Maryland Transportation Section 22-412.3
(a)   (1)   In this section the following words have the meanings indicated.
(2)   (i)   "Motor vehicle" means a vehicle that is:
1.   Registered or capable of being registered in this State as a Class A (passenger), Class E (truck), Class F (tractor), Class M (multipurpose), or Class P (passenger bus) vehicle; and
2.   Required to be equipped with seat belts under federal motor vehicle safety standards contained in the Code of Federal Regulations.
(ii)   "Motor vehicle" does not include a Class L (historic) vehicle.
(3)   "Outboard front seat" means a front seat position that is adjacent to a door of a motor vehicle.
(4)   (i)   "Seat belt" means a restraining device described under § 22-412 of this subtitle.
(ii)   "Seat belt" includes a combination seat belt-shoulder harness.
(b)   A person may not operate a motor vehicle unless the person and each occupant under 16 years old are restrained by a seat belt or a child safety seat as provided in § 22-412.2 of this subtitle.
(c)   (1)   The provisions of this subsection apply to a person who is at least 16 years old.
(2)   Unless a person is restrained by a seat belt, the person may not be a passenger in an outboard front seat of a motor vehicle.
(3)   A person who violates the provisions of this subsection shall be subject to the penalties under Title 27 of this article.
(d)   If a physician licensed to practice medicine in this State determines and certifies in writing that use of a seat belt by a person would prevent appropriate restraint due to a person's physical disability or other medical reason, the provisions of this section do not apply to the person.
(e)   A certification under subsection (d) of this section shall state:
(1)   The nature of the physical disability; and
(2)   The reason that restraint by a seat belt is inappropriate.
(f)   The provisions of this section do not apply to U.S. Postal Service and contract carriers while delivering mail to local box routes.
(g)   A violation of this section is not considered a moving violation for purposes of § 16-402 of this article.
(h)   (1)   Failure of an individual to use a seat belt in violation of this section may not:
(i)   Be considered evidence of negligence;
(ii)   Be considered evidence of contributory negligence;
(iii)   Limit liability of a party or an insurer; or
(iv)   Diminish recovery for damages arising out of the ownership, maintenance, or operation of a motor vehicle.
(2)   Subject to the provisions of paragraph (3) of this subsection, a party, witness, or counsel may not make reference to a seat belt during a trial of a civil action that involves property damage, personal injury, or death if the damage, injury, or death is not related to the design, manufacture, installation, supplying, or repair of a seat belt.

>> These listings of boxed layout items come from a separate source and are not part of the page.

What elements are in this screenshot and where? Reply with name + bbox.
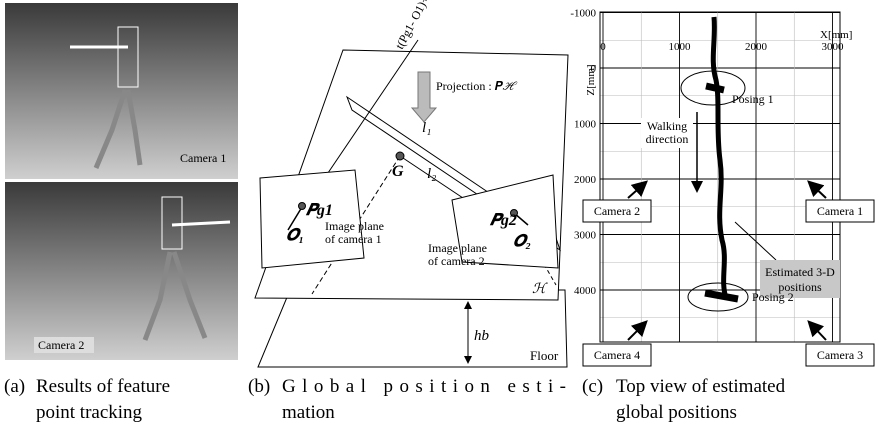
caption: Global position esti-	[282, 376, 566, 397]
camera-arrow	[628, 323, 645, 340]
panel-c	[583, 12, 874, 366]
figure: Camera 1 Camera 2 t(Pg1- O1)+ O1 Project…	[0, 0, 876, 435]
leader-line	[735, 222, 776, 260]
camera-label: Camera 4	[594, 348, 640, 362]
floor-plane	[258, 290, 567, 367]
z-tick-label: 4000	[574, 285, 597, 297]
x-tick-label: 3000	[822, 41, 845, 53]
point-g	[396, 152, 404, 160]
point-label: 𝑶₁	[286, 227, 304, 244]
z-tick-label: 1000	[574, 119, 597, 131]
x-tick-label: 1000	[669, 41, 692, 53]
caption-label: (b)	[248, 376, 270, 397]
line-label: l₁	[422, 120, 431, 136]
plane-label: of camera 1	[325, 232, 382, 246]
plane-h-label: ℋ	[532, 282, 548, 297]
camera-label: Camera 1	[817, 204, 863, 218]
panel-b	[255, 40, 568, 367]
caption: Top view of estimated	[616, 376, 786, 397]
panel-c-labels: X[mm] Z[mm] Posing 1 Posing 2 Walking di…	[570, 8, 863, 363]
camera-label: Camera 2	[594, 204, 640, 218]
plane-label: Image plane	[428, 241, 487, 255]
annotation: Posing 1	[732, 92, 774, 106]
line-label: l₂	[427, 166, 436, 182]
annotation: positions	[778, 280, 822, 294]
annotation: Estimated 3-D	[765, 265, 835, 279]
camera-arrow	[628, 183, 645, 198]
camera-label: Camera 3	[817, 348, 863, 362]
panel-a: Camera 1 Camera 2	[5, 3, 238, 360]
z-tick-label: -1000	[570, 8, 596, 20]
x-axis-title: X[mm]	[820, 29, 852, 41]
point-pg1	[299, 203, 306, 210]
x-tick-label: 0	[600, 41, 606, 53]
caption: global positions	[616, 402, 737, 423]
z-tick-label: 2000	[574, 174, 597, 186]
point-label: 𝑷g1	[305, 202, 333, 219]
caption: point tracking	[36, 402, 143, 423]
z-tick-label: 0	[591, 63, 597, 75]
caption-label: (a)	[4, 376, 25, 397]
caption: mation	[282, 402, 335, 423]
ray-label: t(Pg1- O1)+ O1	[392, 0, 440, 51]
annotation: direction	[646, 132, 689, 146]
z-tick-label: 3000	[574, 230, 597, 242]
camera-arrow	[810, 183, 826, 198]
camera-label: Camera 2	[38, 338, 84, 352]
caption: Results of feature	[36, 376, 170, 397]
camera-label: Camera 1	[180, 151, 226, 165]
camera-arrow	[810, 323, 826, 340]
trajectory	[713, 17, 726, 298]
plane-label: of camera 2	[428, 254, 485, 268]
point-label: G	[392, 163, 404, 180]
x-tick-label: 2000	[745, 41, 768, 53]
point-label: 𝑶₂	[513, 233, 531, 250]
projection-label: Projection : 𝑷ℋ	[436, 79, 518, 93]
floor-label: Floor	[530, 348, 559, 363]
point-label: 𝑷g2	[489, 212, 517, 229]
captions: (a) Results of feature point tracking (b…	[4, 376, 786, 423]
height-label: hb	[474, 328, 490, 344]
annotation: Walking	[647, 119, 687, 133]
plane-label: Image plane	[325, 219, 384, 233]
caption-label: (c)	[582, 376, 603, 397]
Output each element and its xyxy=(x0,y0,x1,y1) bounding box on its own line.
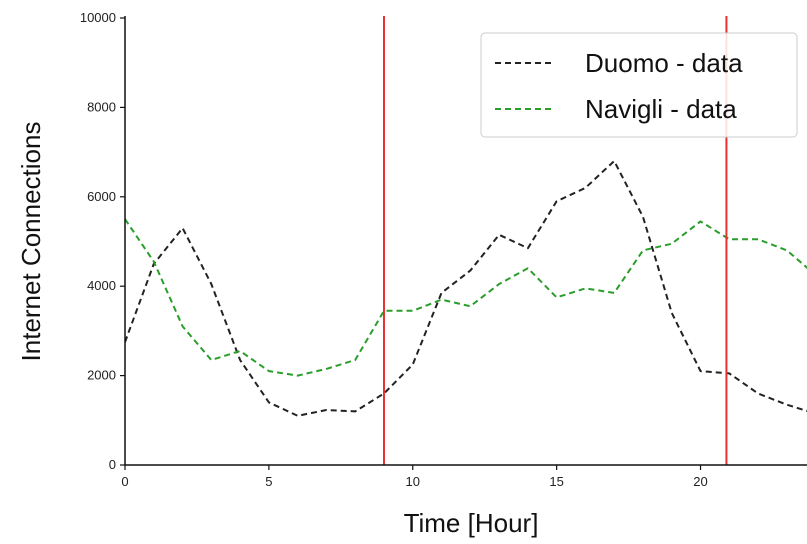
legend-box xyxy=(480,32,798,138)
y-axis-title: Internet Connections xyxy=(16,122,46,362)
legend-entry: Navigli - data xyxy=(585,94,737,124)
x-tick-label: 10 xyxy=(406,474,420,489)
y-tick-label: 6000 xyxy=(87,189,116,204)
y-tick-label: 2000 xyxy=(87,368,116,383)
x-tick-label: 15 xyxy=(549,474,563,489)
y-tick-label: 10000 xyxy=(80,10,116,25)
axes: 0 2000 4000 6000 8000 10000 0 5 10 15 20 xyxy=(80,10,807,489)
y-tick-label: 0 xyxy=(109,457,116,472)
x-axis-title: Time [Hour] xyxy=(404,508,539,538)
x-tick-label: 20 xyxy=(693,474,707,489)
x-tick-label: 0 xyxy=(121,474,128,489)
legend: Duomo - data Navigli - data xyxy=(480,32,798,138)
x-tick-label: 5 xyxy=(265,474,272,489)
legend-entry: Duomo - data xyxy=(585,48,743,78)
series-line-navigli xyxy=(125,218,807,377)
series-line-duomo xyxy=(125,160,807,417)
y-tick-label: 8000 xyxy=(87,99,116,114)
y-tick-label: 4000 xyxy=(87,278,116,293)
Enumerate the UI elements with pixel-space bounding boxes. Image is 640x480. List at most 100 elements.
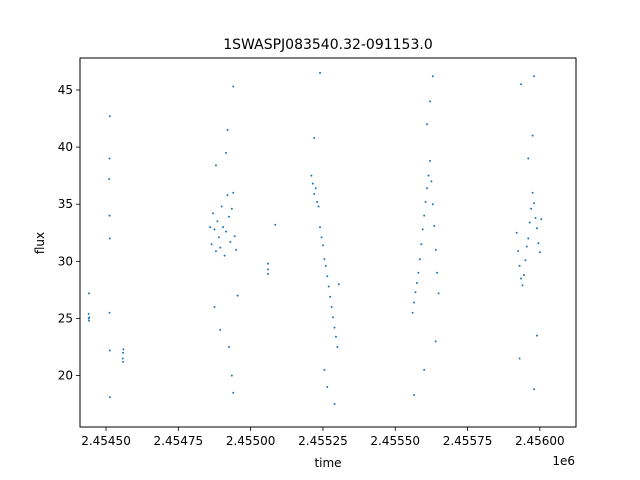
data-point xyxy=(430,180,433,183)
data-point xyxy=(316,200,319,203)
data-point xyxy=(520,83,523,86)
data-point xyxy=(428,100,431,103)
data-point xyxy=(266,268,269,271)
data-point xyxy=(517,250,520,253)
data-point xyxy=(222,226,225,229)
data-point xyxy=(426,187,429,190)
data-point xyxy=(337,283,340,286)
data-point xyxy=(518,264,521,267)
x-tick-label: 2.45500 xyxy=(226,434,276,448)
data-point xyxy=(433,224,436,227)
data-point xyxy=(332,316,335,319)
data-point xyxy=(319,71,322,74)
data-point xyxy=(310,174,313,177)
data-point xyxy=(121,357,124,360)
x-tick-label: 2.45525 xyxy=(298,434,348,448)
data-point xyxy=(518,357,521,360)
data-point xyxy=(436,271,439,274)
x-axis-offset-label: 1e6 xyxy=(552,454,575,468)
data-point xyxy=(533,388,536,391)
data-point xyxy=(336,346,339,349)
data-point xyxy=(520,277,523,280)
y-tick-label: 35 xyxy=(58,197,73,211)
data-point xyxy=(209,226,212,229)
data-point xyxy=(524,259,527,262)
data-point xyxy=(411,311,414,314)
data-point xyxy=(330,306,333,309)
chart-title: 1SWASPJ083540.32-091153.0 xyxy=(223,37,432,53)
data-point xyxy=(232,391,235,394)
data-point xyxy=(515,231,518,234)
data-point xyxy=(223,254,226,257)
data-point xyxy=(227,346,230,349)
data-point xyxy=(326,386,329,389)
data-point xyxy=(212,212,215,215)
data-point xyxy=(108,157,111,160)
data-point xyxy=(415,282,418,285)
x-tick-label: 2.45575 xyxy=(443,434,493,448)
data-point xyxy=(230,374,233,377)
x-tick-label: 2.45475 xyxy=(154,434,204,448)
data-point xyxy=(233,235,236,238)
data-point xyxy=(229,240,232,243)
data-point xyxy=(220,205,223,208)
data-point xyxy=(87,312,90,315)
data-point xyxy=(525,245,528,248)
data-point xyxy=(216,220,219,223)
plot-frame xyxy=(79,57,577,428)
data-point xyxy=(87,292,90,295)
data-point xyxy=(214,250,217,253)
data-point xyxy=(108,396,111,399)
data-point xyxy=(535,227,538,230)
data-point xyxy=(326,275,329,278)
data-point xyxy=(225,230,228,233)
data-point xyxy=(420,243,423,246)
data-point xyxy=(533,75,536,78)
data-point xyxy=(323,258,326,261)
data-point xyxy=(320,236,323,239)
data-point xyxy=(210,243,213,246)
x-tick-label: 2.45550 xyxy=(370,434,420,448)
data-point xyxy=(421,228,424,231)
data-point xyxy=(538,251,541,254)
y-axis-label: flux xyxy=(33,232,47,254)
data-point xyxy=(219,246,222,249)
data-point xyxy=(428,159,431,162)
data-point xyxy=(528,221,531,224)
data-points xyxy=(87,71,543,406)
data-point xyxy=(537,242,540,245)
data-point xyxy=(321,244,324,247)
data-point xyxy=(534,216,537,219)
data-point xyxy=(533,202,536,205)
data-point xyxy=(232,85,235,88)
data-point xyxy=(225,151,228,154)
data-point xyxy=(327,285,330,288)
data-point xyxy=(108,214,111,217)
y-tick-label: 40 xyxy=(58,140,73,154)
data-point xyxy=(108,115,111,118)
data-point xyxy=(427,174,430,177)
data-point xyxy=(531,134,534,137)
data-point xyxy=(122,351,125,354)
data-point xyxy=(423,214,426,217)
data-point xyxy=(329,295,332,298)
data-point xyxy=(108,349,111,352)
data-point xyxy=(324,264,327,267)
y-axis-ticks: 20 25 30 35 40 45 xyxy=(58,83,80,383)
x-axis-ticks: 2.45450 2.45475 2.45500 2.45525 2.45550 2.455… xyxy=(81,427,565,448)
data-point xyxy=(266,262,269,265)
data-point xyxy=(531,191,534,194)
data-point xyxy=(230,207,233,210)
data-point xyxy=(434,340,437,343)
x-tick-label: 2.45450 xyxy=(81,434,131,448)
data-point xyxy=(319,226,322,229)
data-point xyxy=(226,128,229,131)
data-point xyxy=(236,294,239,297)
data-point xyxy=(122,348,125,351)
data-point xyxy=(418,258,421,261)
y-tick-label: 45 xyxy=(58,83,73,97)
data-point xyxy=(424,200,427,203)
data-point xyxy=(122,360,125,363)
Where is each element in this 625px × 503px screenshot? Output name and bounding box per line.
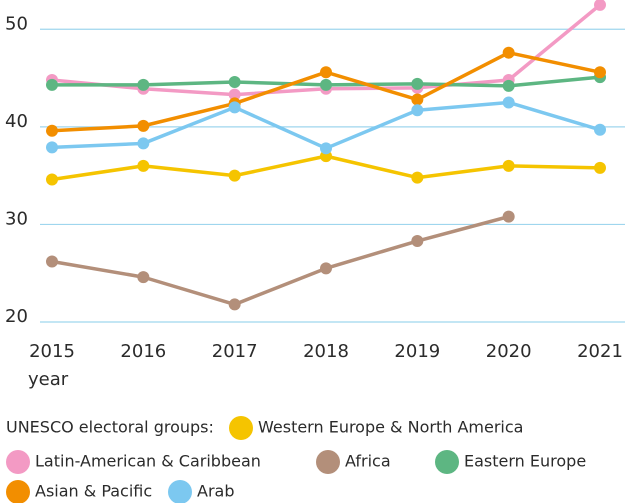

(3)   (i)   Nothing contained in this subsection may be construed to prohibit the right of a person to institute a civil action for damages against a dealer, manufacturer, distributor, factory branch, or other appropriate entity arising out of an incident that involves a defectively installed or defectively operating seat belt.
(ii)   In a civil action in which 2 or more parties are named as joint tort-feasors, interpleaded as defendants, or impleaded as defendants, and 1 of the joint tort-feasors or defendants is not involved in the design, manufacture, installation, supplying, or repair of a seat belt, a court shall order separate trials to accomplish the ends of justice on a motion of any party.
(i)   The Administration and the Department of State Police shall establish prevention and education programs to encourage compliance with the provisions of this section.
(j)   The Administration shall include information on this State's experience with the provisions of this section in the annual evaluation report on the State's highway safety plan that this State submits to the National Highway Traffic Safety Administration and the Federal Highway Administration under 23 U.S.C. § 402.